Auf kulturellem Gebiet hatte Singapur lange Zeit keine Infrastruktur, die internationalen Maßstäben entspricht.[Fn4] Um diese Lücke zu schließen, wurde nach dem landesüblichen Motto „Klotzen statt Kleckern“ mit Esplanade – Theatres on the Bay[Fn5] für rund 600 Millionen Singapur-Dollar (300 Millionen Euro) am Singapore River auf einem sechs Hektar großen Gelände ein Kunst- und Kulturzentrum errichtet.[Fn6] In unmittelbarer Nähe befinden sich Tagungszentren, Shopping-Center und renommierte Hotels[Fn7]. Schon von weitem fällt es durch seine außergewöhnliche Architektur auf, die der Dorianfrucht („Stinkefrucht“) nachempfunden ist.
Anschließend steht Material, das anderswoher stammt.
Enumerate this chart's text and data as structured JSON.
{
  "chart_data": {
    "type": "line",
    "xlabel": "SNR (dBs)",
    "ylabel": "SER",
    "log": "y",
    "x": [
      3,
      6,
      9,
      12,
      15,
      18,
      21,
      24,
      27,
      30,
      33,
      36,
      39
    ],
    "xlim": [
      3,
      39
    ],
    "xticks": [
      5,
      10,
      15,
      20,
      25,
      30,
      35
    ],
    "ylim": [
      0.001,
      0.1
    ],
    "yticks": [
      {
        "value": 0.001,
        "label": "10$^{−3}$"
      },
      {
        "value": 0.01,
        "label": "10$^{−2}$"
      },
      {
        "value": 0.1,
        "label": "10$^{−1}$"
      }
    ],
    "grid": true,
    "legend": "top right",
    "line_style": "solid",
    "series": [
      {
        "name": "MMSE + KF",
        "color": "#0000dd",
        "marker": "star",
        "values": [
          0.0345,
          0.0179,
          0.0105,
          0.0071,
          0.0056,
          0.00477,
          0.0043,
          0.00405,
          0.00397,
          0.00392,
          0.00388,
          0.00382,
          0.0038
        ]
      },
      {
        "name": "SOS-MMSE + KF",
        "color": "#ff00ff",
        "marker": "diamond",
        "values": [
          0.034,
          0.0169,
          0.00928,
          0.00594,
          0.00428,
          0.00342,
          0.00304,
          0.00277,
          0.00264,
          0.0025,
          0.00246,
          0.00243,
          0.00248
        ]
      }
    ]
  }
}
Esplanade in Singapur - für größere Ansicht klicken
Abb. 1 Die "Esplanade"

Das im Oktober 2002 eröffnete Esplanade bietet das ganze Jahr über eine breite Palette von Veranstaltungen: Tradition und Moderne, Klassik und Avantgarde finden in zahlreichen Musik-, Tanz- und Theatervorstellungen der unterschiedlichsten Stilrichtungen gleichberechtigt ihren Platz. Der Veranstaltungskalender berücksichtigt mit ethnischen Festivals die multi-kulturellen Wurzeln der Bevölkerung Singapurs, bietet Raum für zeitgenössische asiatische Kunstformen und ist gleichzeitig ein Treffpunkt für Spitzenkünstler aus aller Welt.

Das Esplanade beherbergt einen mit vielen technischen Raffinessen ausgestatteten Konzertsaal mit 1800 Plätzen, indem sich unter anderem eine Orgel mit 3 Manualen, 61 Registern und 4740 Pfeifen befindet[Fn8]. Der Konzertsaal verfügt über eine variable Akustik: Nachhallkammern, die den gesamten Konzertsaal umgeben, können über große Betontüren zugeschaltet werden, wodurch die Akustik von einer Konzertsaalakustik bis hin zu einer Kathedralakustik verändert werden kann. Das Theater mit 2000 Plätzen, das gleichermaßen den Anforderungen der darstellenden Künste Asiens, als auch denen des Westens genügt, beherbergt eine Hauptbühne, zwei Nebenbühnen und mehrere Proberäume. Darüber hinaus stehen im Freien Aktionsflächen zur Verfügung; Restaurants, ausgesuchte Geschäfte und – last but not least – die library@esplanade runden das Angebot ab.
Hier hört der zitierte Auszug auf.